Only if you think that knowing the syntax of the puppet config language is a show-stopper.
I mean, I could ask people the proper incantation to rebuild a sendmail domaintable without using a helper Makefile. You either know it or you don't, but it's not something everyone is going to know, and it's not 1:1 for whether you're a good sysadmin or not.
The presumption was that puppet is an important standard in System Engineering and thus important to know or at least to understand quickly (the stage is solvable also without puppet knowledge, the errors are in the brackets/puncutation)
Okay, so maybe it's not puppet, but then it's some other language... whatever uses that => construct to do stuff. I assume it's Ruby or something else that's Shiny these days, and that's not anything I normally use.

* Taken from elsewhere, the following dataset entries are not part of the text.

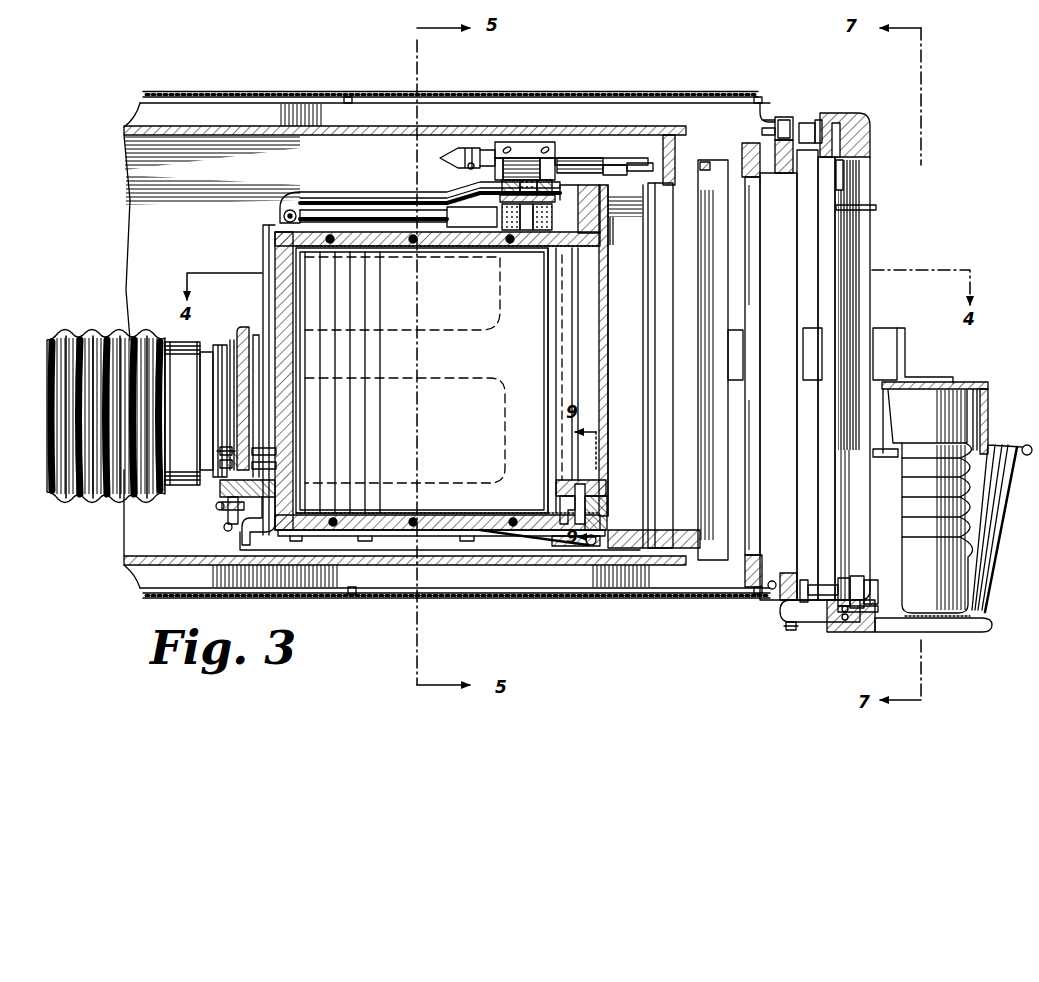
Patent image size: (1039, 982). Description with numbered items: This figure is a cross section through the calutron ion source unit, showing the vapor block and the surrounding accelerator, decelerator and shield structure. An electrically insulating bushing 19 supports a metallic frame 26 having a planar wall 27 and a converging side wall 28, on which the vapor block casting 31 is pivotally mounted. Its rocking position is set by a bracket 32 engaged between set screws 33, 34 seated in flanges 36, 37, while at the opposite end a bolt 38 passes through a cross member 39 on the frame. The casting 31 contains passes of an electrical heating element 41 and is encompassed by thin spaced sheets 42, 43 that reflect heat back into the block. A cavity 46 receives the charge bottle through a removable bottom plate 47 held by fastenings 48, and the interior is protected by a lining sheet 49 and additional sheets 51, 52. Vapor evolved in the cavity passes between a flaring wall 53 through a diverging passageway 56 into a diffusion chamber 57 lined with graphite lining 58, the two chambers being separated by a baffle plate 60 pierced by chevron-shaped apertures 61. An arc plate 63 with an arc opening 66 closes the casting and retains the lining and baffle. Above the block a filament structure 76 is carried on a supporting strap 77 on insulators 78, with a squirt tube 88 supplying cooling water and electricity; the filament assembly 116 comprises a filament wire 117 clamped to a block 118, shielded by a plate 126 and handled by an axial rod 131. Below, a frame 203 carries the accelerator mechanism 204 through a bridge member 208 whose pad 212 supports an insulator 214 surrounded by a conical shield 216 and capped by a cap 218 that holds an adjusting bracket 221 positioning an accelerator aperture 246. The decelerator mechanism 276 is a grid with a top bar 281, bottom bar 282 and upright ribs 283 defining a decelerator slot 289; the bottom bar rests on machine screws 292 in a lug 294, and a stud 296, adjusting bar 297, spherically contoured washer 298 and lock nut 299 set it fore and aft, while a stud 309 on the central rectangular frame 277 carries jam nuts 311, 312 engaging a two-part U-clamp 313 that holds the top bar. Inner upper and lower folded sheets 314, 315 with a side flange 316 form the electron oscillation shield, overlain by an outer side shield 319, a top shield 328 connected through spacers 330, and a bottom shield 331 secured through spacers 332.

The electrically insulating bushing 19 is at (157, 498).
The metallic frame 26 is at (240, 328).
The planar wall 27 is at (238, 345).
The side wall 28 is at (388, 338).
The vapor block casting 31 is at (395, 247).
The bracket 32 is at (222, 492).
The set screw 33 is at (226, 447).
The set screw 34 is at (228, 527).
The flange 36 is at (222, 463).
The flange 37 is at (224, 508).
The bolt 38 is at (604, 491).
The cross member 39 is at (607, 513).
The electrical heating element 41 is at (426, 250).
The sheet 42 is at (262, 229).
The sheet 43 is at (262, 250).
The cavity 46 is at (381, 382).
The removable bottom plate 47 is at (456, 525).
The fastening 48 is at (380, 530).
The lining sheet 49 is at (546, 351).
The sheet 51 is at (486, 248).
The sheet 52 is at (560, 398).
The flaring wall 53 is at (590, 244).
The diverging passageway 56 is at (575, 344).
The diffusion chamber 57 is at (625, 366).
The lining 58 is at (600, 294).
The baffle plate 60 is at (602, 370).
The aperture 61 is at (600, 317).
The arc plate 63 is at (662, 432).
The arc opening 66 is at (664, 221).
The filament structure 76 is at (527, 141).
The supporting strap 77 is at (527, 232).
The insulator 78 is at (556, 214).
The squirt tube 88 is at (345, 196).
The filament assembly 116 is at (622, 160).
The filament wire 117 is at (642, 162).
The block 118 is at (562, 160).
The plate 126 is at (628, 163).
The axial rod 131 is at (452, 150).
The frame 203 is at (848, 244).
The accelerator mechanism 204 is at (721, 355).
The bridge member 208 is at (870, 633).
The pad 212 is at (952, 633).
The insulator 214 is at (930, 394).
The conical shield 216 is at (1005, 456).
The cap 218 is at (986, 383).
The adjusting bracket 221 is at (897, 328).
The accelerator aperture 246 is at (712, 184).
The decelerator mechanism 276 is at (769, 365).
The central rectangular frame 277 is at (850, 114).
The top bar 281 is at (787, 168).
The bottom bar 282 is at (786, 572).
The upright rib 283 is at (775, 437).
The decelerator slot 289 is at (753, 316).
The machine screw 292 is at (792, 630).
The lug 294 is at (812, 623).
The stud 296 is at (799, 578).
The adjusting bar 297 is at (845, 577).
The spherically contoured washer 298 is at (860, 580).
The lock nut 299 is at (872, 592).
The stud 309 is at (819, 120).
The jam nut 311 is at (762, 126).
The jam nut 312 is at (806, 123).
The two-part U-clamp 313 is at (780, 117).
The upper folded sheet 314 is at (246, 124).
The lower folded sheet 315 is at (620, 567).
The side flange 316 is at (274, 166).
The outer side shield 319 is at (195, 106).
The top shield 328 is at (622, 93).
The spacer 330 is at (348, 96).
The bottom shield 331 is at (660, 599).
The spacer 332 is at (353, 595).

As a result, that part of it was very much based on poking around and trying different things.
So now it's actually three things. One, it's puppet. Two, it's knowing that puppet uses a particular language's pet syntax to convey things. Three, know that syntax and apply fixes to the example until it can be parsed.
I guess if they're looking for someone who's going to power through it no matter what, then it served its purpose.
BTW, awk vs. grep vs. cut? Come on. You can (ab)use all three tools to get exactly the same output. grep takes a lot of stupid showboating, but it can be done.
Cut doesn't work for finding a specific user.
Grep could work, indeed, when using -o. But this is not supported in posix grep - clarified in the quiz that I meant the posix variant.
I mean, I could ask people the proper incantation to rebuild a sendmail domaintable without using a helper Makefile. You either know it or you don't, but it's not something everyone is going to know, and it's not 1:1 for whether you're a good sysadmin or not.
Trivia is one thing, but blocking trivia?